Но через секунду понимаю, что острее всех желаний — желание провалиться сквозь землю. С выражением изумления и страха, отчаянно прижав к груди поливалку для цветов, прижавшись к двери на терраску, на меня смотрела Анюта.

Глава 23

«Оскар» уже был. Теперь наиболее актуально «Занавес», опять же, если сейчас не раздадутся ехидные аплодисменты и никто не попросит исполнить номер «На бис».

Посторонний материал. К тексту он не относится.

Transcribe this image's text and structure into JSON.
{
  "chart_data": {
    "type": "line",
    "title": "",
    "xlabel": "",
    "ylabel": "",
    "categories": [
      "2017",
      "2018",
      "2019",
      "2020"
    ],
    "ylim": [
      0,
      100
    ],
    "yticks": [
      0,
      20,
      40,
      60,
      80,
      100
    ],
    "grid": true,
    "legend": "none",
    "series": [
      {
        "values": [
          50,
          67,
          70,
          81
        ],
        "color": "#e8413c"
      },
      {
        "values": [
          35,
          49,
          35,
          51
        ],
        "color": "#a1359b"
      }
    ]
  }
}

Чуть наклоняю голову вперед и бросаю на Анюту исподлобья тяжелый взгляд, который должен читаться, как «Мне зрители не нужны!» Светить своим магическим жезлом, вынимая его изо рта Ники, у меня не было никакого желания.

Девушка верно истолковала все и, пятясь, попыталась исчезнуть из поля зрения. Хотя явно она нечасто смотрела фильмы для взрослых, поэтому сейчас была полностью дезориентирована и затылком стукнулась о косяк двери. Но загипнотизированная моим взглядом, она либо не почувствовала боли, либо точно так же, как и я, хотела уменьшить количество посвященных и громким «Ой» не привлекать внимания Никотинки.